Afghan Health Care from the Ground Up

Now that the question of reforming the US health care system is high on the agenda of the Congress and the President, it is quite appropriate that people are researching the medical establishments in other countries to gain insights and try to determine “best practice.” But there is one such establishment – built entirely from the ground up, in fact, over the past few years – that seems to have fallen between the analytical cracks, despite its quite unique characteristics. For one thing, it’s run entirely by third parties from outside the country; for another, it’s even financed entirely by outside parties as well.

OK, so on second thought maybe the example of Afghanistan has little to teach the US in the realm of health care after all. Indeed, the Americans (along with the Europeans, and the World Bank) are in fact the country’s medical paymasters. Nonetheless, an inspection may still be in order (to the extent hostile conditions within the country allow) of this nascent health structure that some do regard as “a minor miracle” because of the progress it has made. Reporter Rob Vreeken of the Netherlands’ De Volkskrant has taken on the challenge, in an account he entitles Come now, this isn’t Switzerland.

It may sound strange, but it’s true: it’s foreign NGOs that run health care in Afghanistan (including a couple – HealthNet, Cordaid – that are Dutch, which accounts for De Volkskrant’s local interest). To be sure, there’s a Ministry of Health in Kabul, and these NGOs all report to it quarterly, but its main function is that of coordinating everything according to the Basic Package of Health Services (BPHS) master-plan for setting up that health infrastructure that the Ministry completed in 2002. This BPHS establishes what seems to be a reasonable hierarchical national structure. At the bottom of the pyramid are the “health posts” in the far-flung Afghan villages, each serviced by two “community health workers” (CHWs) who should be one male, one female (preferably a married couple). These provide basic examination and medicines, as well as referrals up to the structure’s next layer, the “basic health centers” (BHCs) in the somewhat larger villages – still not proper hospitals, but better-equipped, and with more and better personnel, to provide more expert basic care. The pyramid continues up to even-larger institutions like the proper medical centers (for some reason abbreviated as “CHCs”) in the larger cities.

That’s the way the Afghan health system is structured, at least. Understandably, though, the BPHS still falls somewhat short in practice – even though according to Vreeken the Taliban generally respect the health workers and so leave them alone when they encounter them. Then again, one important reason for that is that, really by necessity, those workers are generally native Afghanis.

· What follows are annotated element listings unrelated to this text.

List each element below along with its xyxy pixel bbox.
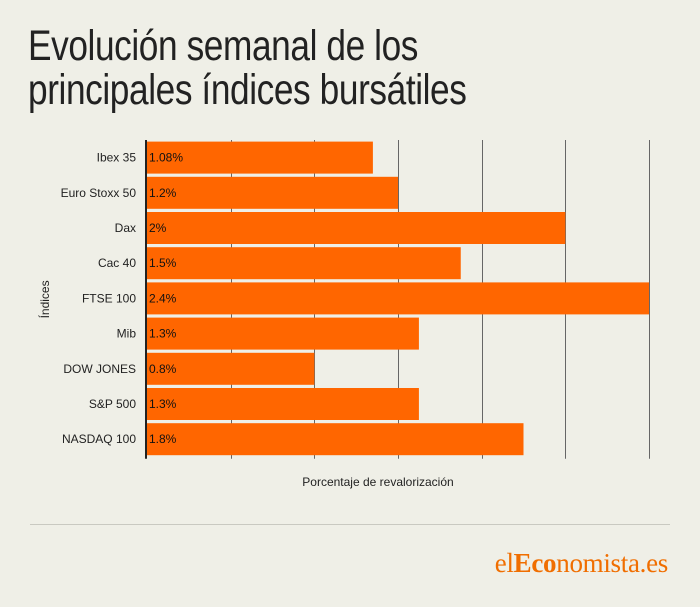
category-label: DOW JONES [63, 362, 136, 376]
bar [147, 212, 566, 244]
bar [147, 282, 649, 315]
data-label: 1.3% [149, 327, 177, 341]
category-label: Mib [117, 327, 137, 341]
bar [147, 317, 419, 350]
logo-suffix: nomista.es [556, 548, 668, 578]
category-label: Euro Stoxx 50 [61, 186, 137, 200]
data-label: 1.08% [149, 151, 183, 165]
bar [147, 388, 419, 420]
bar [147, 247, 461, 280]
category-label: FTSE 100 [82, 291, 136, 305]
footer-divider [30, 524, 670, 525]
category-labels: Ibex 35 Euro Stoxx 50 Dax Cac 40 FTSE 100 Mib… [61, 151, 137, 447]
category-label: Ibex 35 [97, 151, 137, 165]
bar [147, 141, 373, 174]
category-label: S&P 500 [89, 397, 136, 411]
logo-bold: Eco [513, 548, 557, 578]
category-label: Cac 40 [98, 256, 136, 270]
data-label: 2% [149, 221, 167, 235]
bars [147, 141, 649, 456]
data-label: 1.2% [149, 186, 177, 200]
data-label: 1.5% [149, 256, 177, 270]
bar [147, 176, 398, 209]
bar [147, 352, 315, 385]
data-label: 1.3% [149, 397, 177, 411]
logo-prefix: el [494, 548, 514, 578]
data-label: 2.4% [149, 291, 177, 305]
data-label: 0.8% [149, 362, 177, 376]
y-axis-label: Índices [37, 280, 52, 318]
category-label: NASDAQ 100 [62, 432, 136, 446]
x-axis-label: Porcentaje de revalorización [302, 475, 453, 489]
chart-title: Evolución semanal de los principales índ… [28, 22, 467, 114]
category-label: Dax [115, 221, 136, 235]
data-label: 1.8% [149, 432, 177, 446]
data-labels: 1.08% 1.2% 2% 1.5% 2.4% 1.3% 0.8% 1.3% 1.8% [149, 151, 183, 447]
bar [147, 423, 524, 456]
brand-logo[interactable]: elEconomista.es [494, 548, 669, 579]
bar-chart: Ibex 35 Euro Stoxx 50 Dax Cac 40 FTSE 100 Mib… [37, 140, 650, 489]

Yes, it’s charity NGOs who are running things (generally deployed geographically by assigned provinces), but the foreigners are to be found mostly in the higher administrative ranks, i.e. back in Kabul, with their Afghani employees actually out in the countryside.

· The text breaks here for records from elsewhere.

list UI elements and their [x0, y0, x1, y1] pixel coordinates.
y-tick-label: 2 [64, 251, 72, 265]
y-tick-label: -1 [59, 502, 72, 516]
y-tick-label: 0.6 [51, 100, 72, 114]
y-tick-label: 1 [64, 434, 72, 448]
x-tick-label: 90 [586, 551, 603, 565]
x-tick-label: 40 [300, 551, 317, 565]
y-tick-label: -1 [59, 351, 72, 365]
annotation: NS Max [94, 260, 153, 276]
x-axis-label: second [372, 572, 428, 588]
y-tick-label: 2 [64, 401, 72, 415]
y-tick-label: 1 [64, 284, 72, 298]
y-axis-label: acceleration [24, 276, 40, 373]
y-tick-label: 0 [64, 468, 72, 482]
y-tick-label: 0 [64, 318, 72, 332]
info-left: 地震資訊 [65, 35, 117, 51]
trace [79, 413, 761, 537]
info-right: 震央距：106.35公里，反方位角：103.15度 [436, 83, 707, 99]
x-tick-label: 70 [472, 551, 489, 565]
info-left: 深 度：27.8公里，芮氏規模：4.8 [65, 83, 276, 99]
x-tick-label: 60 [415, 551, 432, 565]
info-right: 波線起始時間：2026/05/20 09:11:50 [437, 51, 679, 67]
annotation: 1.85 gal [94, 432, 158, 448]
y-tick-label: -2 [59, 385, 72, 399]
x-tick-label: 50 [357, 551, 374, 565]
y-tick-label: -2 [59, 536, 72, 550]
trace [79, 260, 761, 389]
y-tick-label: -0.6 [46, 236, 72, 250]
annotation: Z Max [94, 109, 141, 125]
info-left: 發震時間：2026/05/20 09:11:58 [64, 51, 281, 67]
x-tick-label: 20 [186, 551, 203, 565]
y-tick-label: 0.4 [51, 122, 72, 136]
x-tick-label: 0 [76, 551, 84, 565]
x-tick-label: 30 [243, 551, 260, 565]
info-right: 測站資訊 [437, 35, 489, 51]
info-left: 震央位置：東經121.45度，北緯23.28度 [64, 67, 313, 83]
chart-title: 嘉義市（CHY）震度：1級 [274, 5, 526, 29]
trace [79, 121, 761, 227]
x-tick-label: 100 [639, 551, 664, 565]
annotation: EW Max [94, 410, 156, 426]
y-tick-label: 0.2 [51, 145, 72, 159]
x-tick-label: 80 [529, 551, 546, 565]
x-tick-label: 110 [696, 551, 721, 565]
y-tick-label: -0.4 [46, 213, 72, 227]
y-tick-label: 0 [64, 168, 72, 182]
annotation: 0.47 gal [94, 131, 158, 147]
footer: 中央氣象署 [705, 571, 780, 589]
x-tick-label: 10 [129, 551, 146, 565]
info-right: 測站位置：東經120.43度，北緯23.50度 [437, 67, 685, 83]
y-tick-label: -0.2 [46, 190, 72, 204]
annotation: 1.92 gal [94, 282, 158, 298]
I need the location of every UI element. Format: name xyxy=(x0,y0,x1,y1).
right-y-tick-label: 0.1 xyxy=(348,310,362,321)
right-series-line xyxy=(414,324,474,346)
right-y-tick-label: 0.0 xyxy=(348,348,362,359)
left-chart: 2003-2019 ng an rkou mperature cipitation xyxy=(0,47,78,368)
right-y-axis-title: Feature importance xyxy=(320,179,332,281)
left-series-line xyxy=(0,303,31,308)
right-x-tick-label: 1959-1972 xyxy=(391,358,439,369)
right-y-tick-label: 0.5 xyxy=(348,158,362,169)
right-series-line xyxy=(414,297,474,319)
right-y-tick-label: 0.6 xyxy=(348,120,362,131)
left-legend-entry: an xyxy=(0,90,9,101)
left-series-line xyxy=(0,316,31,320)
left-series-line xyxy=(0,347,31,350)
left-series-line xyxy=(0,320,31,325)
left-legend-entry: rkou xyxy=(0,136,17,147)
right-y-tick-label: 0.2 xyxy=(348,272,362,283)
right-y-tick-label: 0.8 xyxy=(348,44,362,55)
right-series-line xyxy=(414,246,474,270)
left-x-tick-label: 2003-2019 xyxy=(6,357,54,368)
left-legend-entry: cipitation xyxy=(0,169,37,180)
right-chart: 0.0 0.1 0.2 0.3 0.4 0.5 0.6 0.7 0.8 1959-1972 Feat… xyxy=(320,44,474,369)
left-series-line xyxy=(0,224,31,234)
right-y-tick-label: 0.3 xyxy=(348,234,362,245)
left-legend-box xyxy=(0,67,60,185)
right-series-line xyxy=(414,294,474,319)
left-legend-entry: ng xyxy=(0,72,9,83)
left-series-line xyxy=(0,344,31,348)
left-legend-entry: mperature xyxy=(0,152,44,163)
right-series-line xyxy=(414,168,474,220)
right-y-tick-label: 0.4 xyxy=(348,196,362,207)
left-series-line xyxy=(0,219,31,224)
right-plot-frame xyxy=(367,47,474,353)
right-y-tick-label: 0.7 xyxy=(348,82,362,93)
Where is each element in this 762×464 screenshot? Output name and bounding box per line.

How Ya Gonna Bring Docs Down to the Farm . . .

Unfortunately, it is rather hard to get good people. Those CHWs, for one thing, almost always don’t know what they’re doing: they are only trained in a three-week course, and in fact they work for free. As one in-country observer (Lisa Aaen of the Danish Afghanistan Comité, another NGO) notes, often a CHW who is present, and thinks s/he knows what s/he is doing, can be worse than no one present at all. Native doctors are also scarce, and even the generous pay-bonuses made available seem to have no influence in attracting these out to work in the countryside – particularly not for the female doctors, but those are especially needed out there because no Muslim will ever let his female acquaintances be examined by a male stranger, no matter what. (This also explains the prescribed one-male, one-female quota for CHWs.) No, any Afghan with medical expertise somewhat understandably prefers to set up a private practice – mostly back in Kabul – and make big money treating only those who can pay.

In addition, Afghanistan is a big country, with an extremely primitive transportation infrastructure, often meaning that that referral for your serious medical case to the next level up in the medical hierarchy – located beyond that next ridge of mountains, say – had better not be urgent. On the medicines front, those are free up to a certain level of supply, namely that which the annual plan calculates will be required, yet that amount never turns out to be enough – or the distribution is wrong – so that soon patients are asked to pay for the drugs they need.

But still . . . well, this ain’t Switzerland we’re talking about here, anyway. For all the shortcomings, there is little doubt that the situation is certainly better than what was in place before the US/NATO intervention in the country starting in late 2001, particularly when it comes to sheer citizen access to some sort of care. Whether you want to call it even a “minor miracle” must first depend upon which numbers you come to trust. The government claims that 80% of the Afghan population now has access to medical care; Ms. Aaen of the Danish Afghanistan Comité, in view of her concern over the basic incompetence of the local CHWs, thinks that figure should be closer to 20%.